On Tuesday, Struthers presented a proposed update to the TOD city code that a minimum of 10% of residential units in TOD zones must be “for sale” units, not rentals. Struthers acknowledged that the code wouldn’t prevent individual investors from purchasing units as rentals but could allow owner-occupied buyers the opportunity to buy.

“This [code change] is from the Mayor specifically, and the Council concurred. You wanted to see this in there [TOD zones],” said Struthers to begin the agenda item. 

“Building equity is an important thing to do, and it’s almost impossible in our community right now. As much as I’d hate a condo to be my first house if it were my only choice, it isn’t a bad choice, it’s better than nothing, it’s better than renting,” added Mayor Mark Johnson to begin the discussion. 

The idea elicited various opinions from the City Council. Councilman Mike Southwick asked how the 10% number was chosen. 


“We felt that was a conservative number. Our goal was to make a minimum requirement without creating a disincentive. It’s a rough estimate to what seems reasonable,” replied Struthers. 

Southwick said he would like to see the percentage increase to 20 or 25%, while Councilwoman Katie Koivisto said she would like to see it raised to 60%. 

“I would hesitate to do 10%. We’re trying to dictate the market. I would be ok with 10% but not higher. The market is the market,” said Councilman Chris Condie, as a counter to increasing the 10% requirement. 

“This is to make people feel invested in their community and not just a temporary place for them… I appreciate the Mayor for bringing this forward,” said Councilwoman Paige Albrecht when expressing her support for increasing to a 25% “for sale” minimum. 

After the Council suggested a wide range of percentages, Mayor Johnson interjected, “I like a higher starting number because then the developer would need to come to us and bring a rational argument why it would need to be lower.”

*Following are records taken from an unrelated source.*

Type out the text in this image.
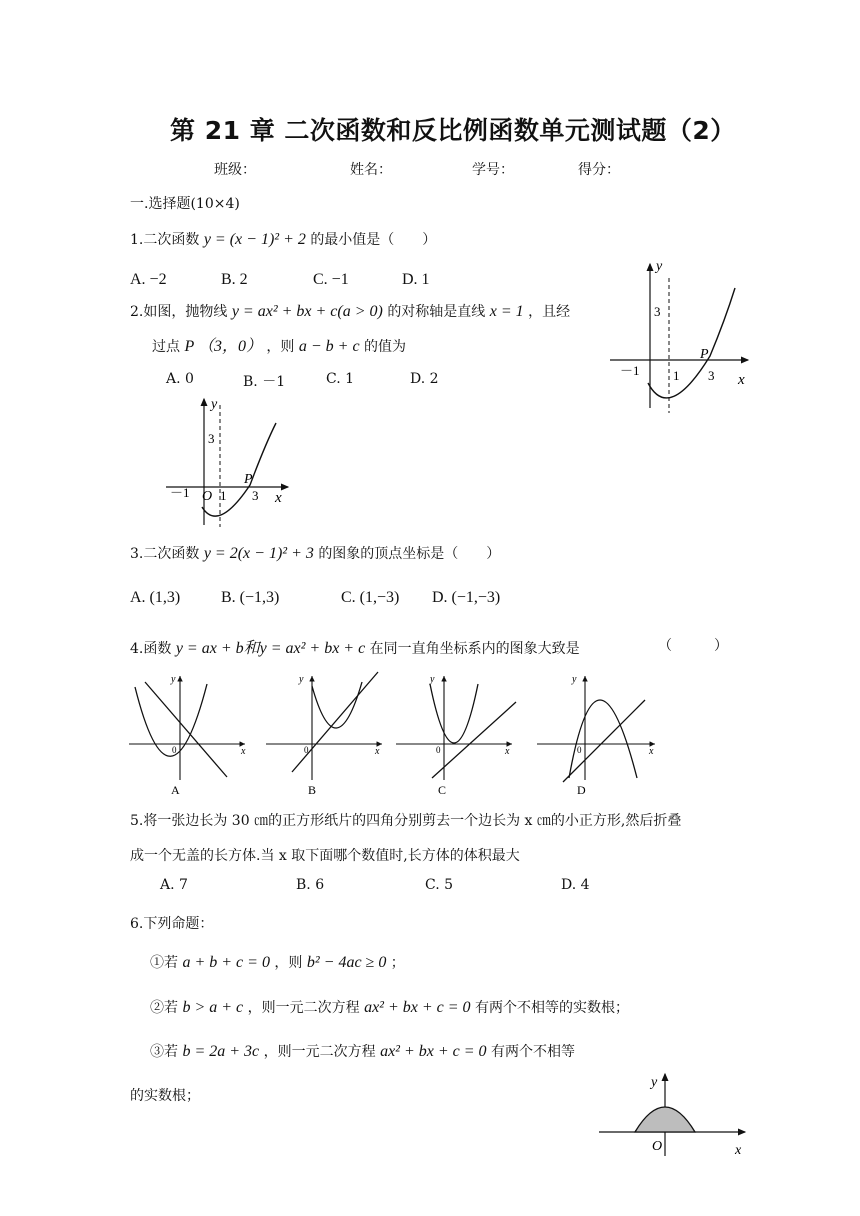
第 21 章 二次函数和反比例函数单元测试题（2）
班级：	姓名：	学号：	得分：
一.选择题(10×4)
1.二次函数 y = (x − 1)² + 2 的最小值是（　　）
A. −2	B. 2	C. −1	D. 1
2.如图，抛物线 y = ax² + bx + c(a > 0) 的对称轴是直线 x = 1 ，且经
过点 P （3，0） ，则 a − b + c 的值为
A. 0	B. －1	C. 1	D. 2
y
x
3
－1	1 3
P
y
x
3
－1 O 1 3
P
3.二次函数 y = 2(x − 1)² + 3 的图象的顶点坐标是（　　）
A. (1,3)	B. (−1,3)	C. (1,−3) D. (−1,−3)
4.函数 y = ax + b和y = ax² + bx + c 在同一直角坐标系内的图象大致是	（　　　）
x
y
0
A
x
y
0
B
x
y
0
C
x
y
0
D
5.将一张边长为 30 ㎝的正方形纸片的四角分别剪去一个边长为 x ㎝的小正方形,然后折叠
成一个无盖的长方体.当 x 取下面哪个数值时,长方体的体积最大
A. 7	B. 6	C. 5	D. 4
6.下列命题：
①若 a + b + c = 0 ，则 b² − 4ac ≥ 0 ；
②若 b > a + c ，则一元二次方程 ax² + bx + c = 0 有两个不相等的实数根；
③若 b = 2a + 3c ，则一元二次方程 ax² + bx + c = 0 有两个不相等
的实数根；
y
x
O
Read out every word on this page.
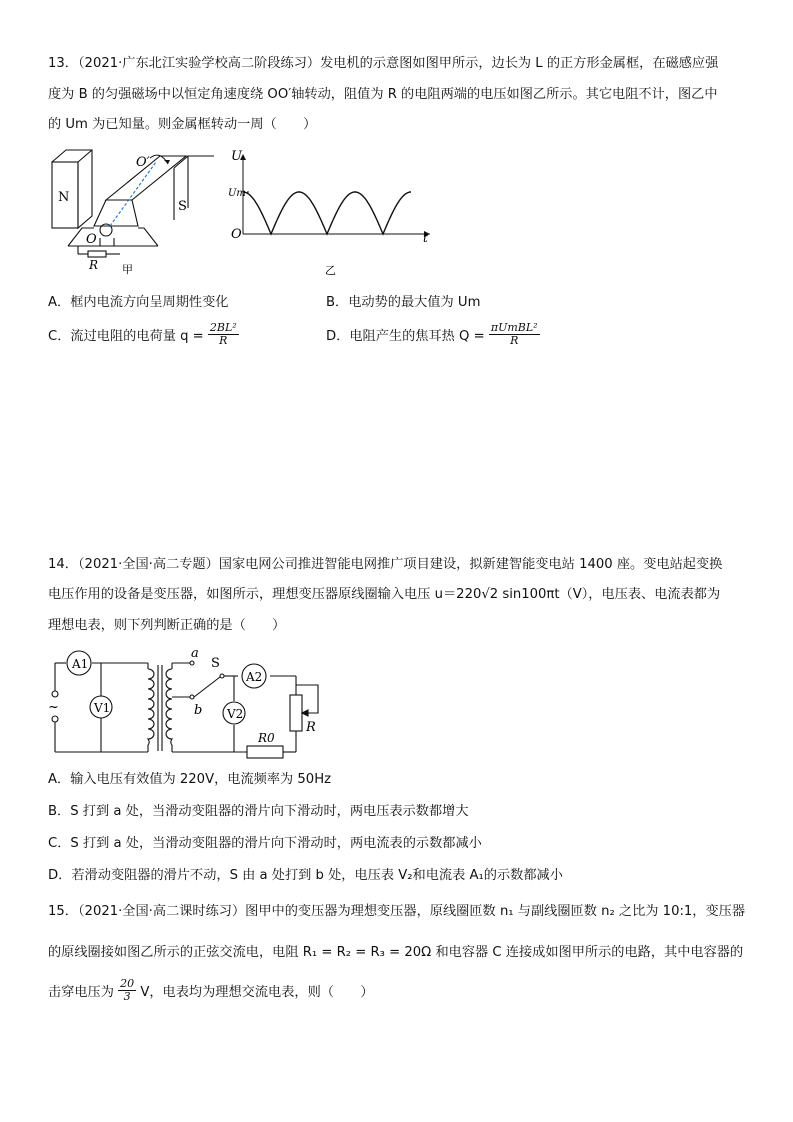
13．（2021·广东北江实验学校高二阶段练习）发电机的示意图如图甲所示，边长为 L 的正方形金属框，在磁感应强
度为 B 的匀强磁场中以恒定角速度绕 OO′轴转动，阻值为 R 的电阻两端的电压如图乙所示。其它电阻不计，图乙中
的 Um 为已知量。则金属框转动一周（　　）
N
S
O′
O
R 甲
U
Um
O	t
乙
A．框内电流方向呈周期性变化	B．电动势的最大值为 Um
C．流过电阻的电荷量 $q = \frac{\text{2BL²}}{R}$	D．电阻产生的焦耳热 $Q = \frac{\text{πUmBL²}}{R}$
14．（2021·全国·高二专题）国家电网公司推进智能电网推广项目建设，拟新建智能变电站 1400 座。变电站起变换
电压作用的设备是变压器，如图所示，理想变压器原线圈输入电压 u＝220√2 sin100πt（V），电压表、电流表都为
理想电表，则下列判断正确的是（　　）
A1
V1
A2
V2
a
b
S
R
R0
~
A．输入电压有效值为 220V，电流频率为 50Hz
B．S 打到 a 处，当滑动变阻器的滑片向下滑动时，两电压表示数都增大
C．S 打到 a 处，当滑动变阻器的滑片向下滑动时，两电流表的示数都减小
D．若滑动变阻器的滑片不动，S 由 a 处打到 b 处，电压表 V₂和电流表 A₁的示数都减小
15．（2021·全国·高二课时练习）图甲中的变压器为理想变压器，原线圈匝数 n₁ 与副线圈匝数 n₂ 之比为 10:1，变压器
的原线圈接如图乙所示的正弦交流电，电阻 R₁ = R₂ = R₃ = 20Ω 和电容器 C 连接成如图甲所示的电路，其中电容器的
击穿电压为 $\frac{20}{3}$ V，电表均为理想交流电表，则（　　）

To conclude the discussion, Albrecht asked Lehi City Attorney Ryan Wood if the code change was legal. He replied yes. 

Councilwoman Koivisto initially motioned to approve the code change with a 60% minimum “for sale” product increase. The motion failed with a lack of a second.

Councilman Paul Hancock then motioned to approve the code change with an increase of 30% “for sale” product. The motion was passed 3-2, with Koivisto and Condie dissenting for opposing reasons.